After repeated calls from Palestinians, the U.N. Human Rights Council on Wednesday finally released a list of more than 100 companies operating in Israel's West Bank settlements, saying their activities “raised particular human rights concerns.” The move came after repeated delays in the release of the database which lists companies that promote illegal Israeli settlement expansion.
In a statement, it said it had identified 112 business entities which it has reasonable grounds to conclude have ties with Israeli settlements, 94 domiciled in Israel and 18 in six other states. "While the settlements as such are regarded as illegal under international law, this report does not provide a legal characterization of the activities in question, or of business enterprises’ involvement in them," the office of U.N. High Commissioner for Human Rights Michelle Bachelet said.
Palestinians applauded the release of the companies that includes Airbnb, Expedia and TripAdvisor as a "victory for international law and diplomatic efforts."

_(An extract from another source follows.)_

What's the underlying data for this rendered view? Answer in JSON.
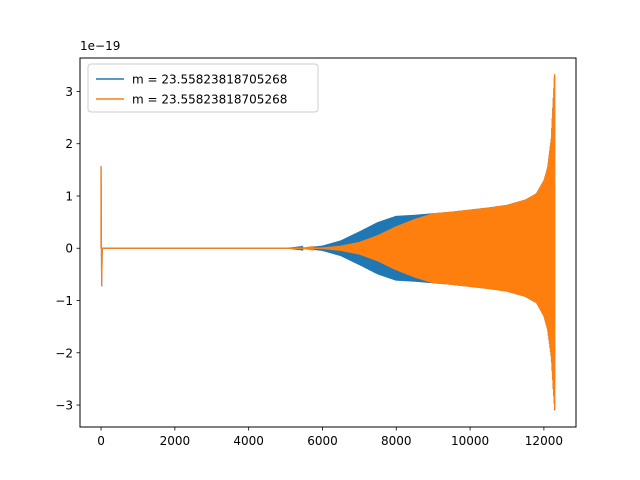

The database was created by the U.N. Human Rights Council in March 2016 following a 2013 report that found that such enterprises had "directly and indirectly, enabled, facilitated and profited from the construction and growth of the settlements.” However, the report was never published. Israel has portrayed the database as a “blacklist,” fearing its publication could have devastating consequences by driving companies away, deterring others from coming and prompting investors to dump shares of Israeli firms. Israel's campaign against the U.N. has received a big boost from the U.S., whose administration has taken a tough line against the U.N., demanding reforms and withdrawing from the cultural agency UNESCO on the basis of alleged anti-Israel bias.
In March 2019, the publication of a U.N. database of companies with business ties to Israeli settlements in the occupied West Bank was delayed, drawing the ire of activists who have campaigned for it for over three years. Zeid Ra’ad al-Hussein, the former U.N. high commissioner for human rights, had already delayed its publication in 2017 before stepping down in August 2018. Palestinian rights groups and trade unions, in a letter dated Feb. 28, 2019, had urged Bachelet to publish the database, saying that further delays would undermine her office and foster what they called an “existing culture of impunity for human rights abuses and internationally recognized crimes in the OPT (Occupied Palestinian Territory).”
The international community regards all Israeli settlements in occupied Palestinian territories to be illegal and a major obstacle to Middle East peace. Israel occupied the West Bank in the 1967 Six-Day War, and hundreds of thousands of Jewish-Israelis are now living in the territory, which is claimed by Palestinians for their future state.